Scientists from Stanford University and Georgia Institute of Technology in the United States, introduce a new Artificial Intelligence technique to detect small-scale earthquakes.
Despite the radical technological changes of recent years, the methods to identify earthquakes have, more or less, remained the same for about 30-40 years.
While these techniques are sufficient for the detection of moderate and large seismic shocks, the small-scale events that occur on the same faults, which are critical to identify the behavioral patterns of seismic activity, remain undetected. In fact, out of the half a million (approximately) earthquakes that occur on Earth annually, only 20% are felt by people.
Nevertheless, a new study, published in Nature Communications in August 2020 introduces a deep-learning method for earthquake detection that can be also used for phase picking (the distinction between the arrival times of primary P- and secondary S- seismic waves in an earthquake signal). Phase picking can be utilized to derive the location of a seismic event.
The developed AI model is known as the Earthquake Transformer and was inspired by two antecedent models, the Phasenet and the CRED. Phasenet was developed in 2018 by 2 of the authors of the study and included sophisticated algorithms to manage successful phase picking. The CRED machine learning technique emerged one year later and was associated with earthquake detection using the same technology that voice-recognition systems utilize.

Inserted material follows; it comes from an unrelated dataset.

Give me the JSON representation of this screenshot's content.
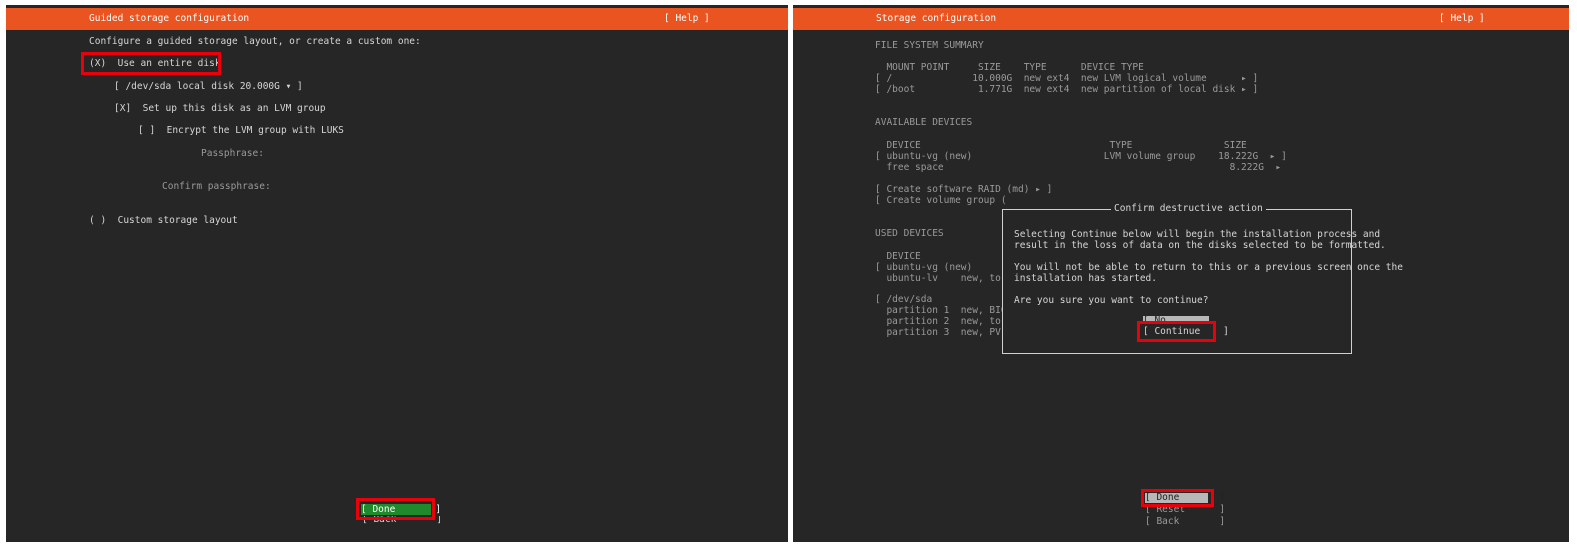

The Earthquake Transformer was trained via data from seismograms in California and was put to the test using continuous data from earthquake stations in Japan during the M 6.6 Tottori earthquake that occurred in 2000. The developed model proved to be very efficient, identifying more than 21,000 seismic events. Moreover, its contribution was valuable in the detection of small-scale shocks that could not have otherwise been recorded. “Earthquake monitoring using machine learning in near real-time is coming very soon,” Gregory Beroza, Professor of Geophysics at Standford and co-author of the study, stated.
Dr. Mostafa Mousavi, the lead author of the study and currently a researcher at Stanford’s School of Earth, used to manually scan earthquake data to detect true earthquakes by separating them from noise (traffic, sea waves, people walking etc.). This procedure was very time-consuming so a better alternative should emerge. “By improving our ability to detect and locate these very small earthquakes, we can get a clearer view of how earthquakes interact or spread out along the fault, how they get started, even how they stop,” Prof. Beroza, added. The identification process is being conducted as soon as the earthquakes hit.
The new tool will identify and map precisely faults and fault zones so that more accurate seismic hazard maps can be generated. Therefore, maybe a zone that has not still produced a large earthquake in recent history can be identified before a major seismic shock strikes.